Нокс застыл, сжимая кулаки и не смея дышать.
— Женщина… любопытно, а почему бы и нет? Философ Джон Локк утверждал, что природа человека двойственна. Человеку даны не только разум, но и чувства. А первичным источником познания мира, как вы понимаете, является чувственный опыт человека. А разве не очевидно, что как раз чувства лучше развиты у прекрасной половины человечества? К примеру, ребенок сначала ощущает себя лежащим на мягком и сухом и уж потом узнает, что мягкое называлось "перина" и сделана она из птичьего пуха и материи. То есть сначала чувства, а только затем разум.
Согласно теории Локка разум человека от рождения — чистый лист. И все знания, которыми человек обладает, есть результат собственного познания мира.

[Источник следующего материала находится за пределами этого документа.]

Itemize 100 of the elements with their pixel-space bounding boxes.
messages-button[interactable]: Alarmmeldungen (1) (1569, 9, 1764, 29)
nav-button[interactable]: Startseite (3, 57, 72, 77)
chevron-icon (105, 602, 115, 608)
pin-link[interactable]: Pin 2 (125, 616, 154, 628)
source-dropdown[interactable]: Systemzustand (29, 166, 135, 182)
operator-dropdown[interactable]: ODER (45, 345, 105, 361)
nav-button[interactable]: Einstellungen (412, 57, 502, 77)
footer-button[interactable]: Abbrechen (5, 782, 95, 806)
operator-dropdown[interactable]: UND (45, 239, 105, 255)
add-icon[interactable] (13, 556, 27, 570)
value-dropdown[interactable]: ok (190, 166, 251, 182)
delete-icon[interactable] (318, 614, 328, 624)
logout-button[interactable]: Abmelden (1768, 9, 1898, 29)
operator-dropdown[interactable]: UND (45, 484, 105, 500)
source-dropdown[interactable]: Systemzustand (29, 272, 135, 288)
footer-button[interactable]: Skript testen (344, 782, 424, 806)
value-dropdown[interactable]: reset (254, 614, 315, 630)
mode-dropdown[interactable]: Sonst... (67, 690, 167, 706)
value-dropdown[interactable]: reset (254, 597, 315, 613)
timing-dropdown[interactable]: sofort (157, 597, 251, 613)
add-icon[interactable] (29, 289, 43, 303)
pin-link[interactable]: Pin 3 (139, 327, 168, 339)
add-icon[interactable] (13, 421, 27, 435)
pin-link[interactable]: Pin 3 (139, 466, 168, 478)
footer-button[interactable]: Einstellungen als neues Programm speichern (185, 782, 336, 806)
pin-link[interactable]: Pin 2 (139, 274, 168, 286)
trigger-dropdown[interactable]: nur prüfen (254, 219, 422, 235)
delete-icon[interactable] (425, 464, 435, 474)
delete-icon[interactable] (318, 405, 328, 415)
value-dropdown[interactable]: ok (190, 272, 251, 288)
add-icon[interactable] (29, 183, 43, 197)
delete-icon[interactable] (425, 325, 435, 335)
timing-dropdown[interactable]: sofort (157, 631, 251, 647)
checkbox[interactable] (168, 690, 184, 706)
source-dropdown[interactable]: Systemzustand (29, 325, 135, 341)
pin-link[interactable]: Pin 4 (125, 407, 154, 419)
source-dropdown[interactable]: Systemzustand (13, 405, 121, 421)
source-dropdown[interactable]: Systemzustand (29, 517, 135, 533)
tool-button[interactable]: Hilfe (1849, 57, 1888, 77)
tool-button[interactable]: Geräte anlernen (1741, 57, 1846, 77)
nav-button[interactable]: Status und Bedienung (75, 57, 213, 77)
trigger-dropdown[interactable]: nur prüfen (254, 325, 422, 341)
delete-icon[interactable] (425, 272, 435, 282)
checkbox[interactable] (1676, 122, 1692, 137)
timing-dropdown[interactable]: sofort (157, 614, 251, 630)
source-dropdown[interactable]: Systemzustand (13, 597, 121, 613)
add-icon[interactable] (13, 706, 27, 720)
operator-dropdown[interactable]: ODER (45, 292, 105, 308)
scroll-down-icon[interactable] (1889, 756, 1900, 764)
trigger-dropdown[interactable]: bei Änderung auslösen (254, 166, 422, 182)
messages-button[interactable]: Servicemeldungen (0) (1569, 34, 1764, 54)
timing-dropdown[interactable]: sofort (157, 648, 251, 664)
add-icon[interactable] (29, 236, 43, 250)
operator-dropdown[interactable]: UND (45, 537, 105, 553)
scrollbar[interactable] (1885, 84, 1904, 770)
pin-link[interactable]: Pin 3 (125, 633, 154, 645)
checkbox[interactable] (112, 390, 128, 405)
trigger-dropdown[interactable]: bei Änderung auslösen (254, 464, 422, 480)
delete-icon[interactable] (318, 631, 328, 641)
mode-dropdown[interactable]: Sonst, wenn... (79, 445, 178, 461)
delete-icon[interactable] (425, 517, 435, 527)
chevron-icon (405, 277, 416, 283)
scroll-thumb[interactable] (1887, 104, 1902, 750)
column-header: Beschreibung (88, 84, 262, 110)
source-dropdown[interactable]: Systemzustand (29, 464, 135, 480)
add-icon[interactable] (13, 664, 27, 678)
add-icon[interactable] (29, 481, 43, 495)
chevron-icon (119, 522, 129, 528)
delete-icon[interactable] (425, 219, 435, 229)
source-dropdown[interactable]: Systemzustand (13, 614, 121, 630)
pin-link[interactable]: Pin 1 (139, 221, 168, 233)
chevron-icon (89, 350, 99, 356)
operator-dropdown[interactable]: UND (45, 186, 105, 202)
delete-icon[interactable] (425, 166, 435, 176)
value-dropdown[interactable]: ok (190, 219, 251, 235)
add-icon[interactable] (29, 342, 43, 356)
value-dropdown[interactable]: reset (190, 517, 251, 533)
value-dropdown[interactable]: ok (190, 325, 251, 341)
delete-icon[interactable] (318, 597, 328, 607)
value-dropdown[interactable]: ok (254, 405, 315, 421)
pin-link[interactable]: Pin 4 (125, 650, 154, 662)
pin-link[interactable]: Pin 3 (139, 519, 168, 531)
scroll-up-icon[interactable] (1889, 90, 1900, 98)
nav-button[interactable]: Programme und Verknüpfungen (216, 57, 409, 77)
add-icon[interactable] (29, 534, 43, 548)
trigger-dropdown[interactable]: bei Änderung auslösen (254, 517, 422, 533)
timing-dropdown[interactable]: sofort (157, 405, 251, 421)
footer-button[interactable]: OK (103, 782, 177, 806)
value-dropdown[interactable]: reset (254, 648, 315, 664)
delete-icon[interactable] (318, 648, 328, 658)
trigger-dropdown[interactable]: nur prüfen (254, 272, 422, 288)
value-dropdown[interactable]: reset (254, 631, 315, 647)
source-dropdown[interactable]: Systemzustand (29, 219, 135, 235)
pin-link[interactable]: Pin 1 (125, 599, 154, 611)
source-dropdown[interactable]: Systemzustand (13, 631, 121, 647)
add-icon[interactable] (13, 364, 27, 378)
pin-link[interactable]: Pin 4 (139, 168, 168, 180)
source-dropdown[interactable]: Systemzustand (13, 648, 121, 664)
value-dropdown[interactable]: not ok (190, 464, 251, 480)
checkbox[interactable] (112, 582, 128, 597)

Изначально природа закладывает в душу человека три основных чувства: чувство сострадания, чувство стыда и чувство красоты (гармонии). А от педагога требуется обучать своих подопечных так, чтобы эти три изначальные добродетели не пострадали в процессе обучения.
Кстати, автор, кем бы он ни был, явно знаком с работами Локка. Во всяком случае, существо господина Франкенштейна не умеет читать и еще не знает языка, но в нем уже живет сострадание: помните, когда он сначала крал у хозяев фермы, где тайно проживал, их продовольственные запасы, а потом, когда понял, что тем самим не хватает, устыдился и перестал это делать?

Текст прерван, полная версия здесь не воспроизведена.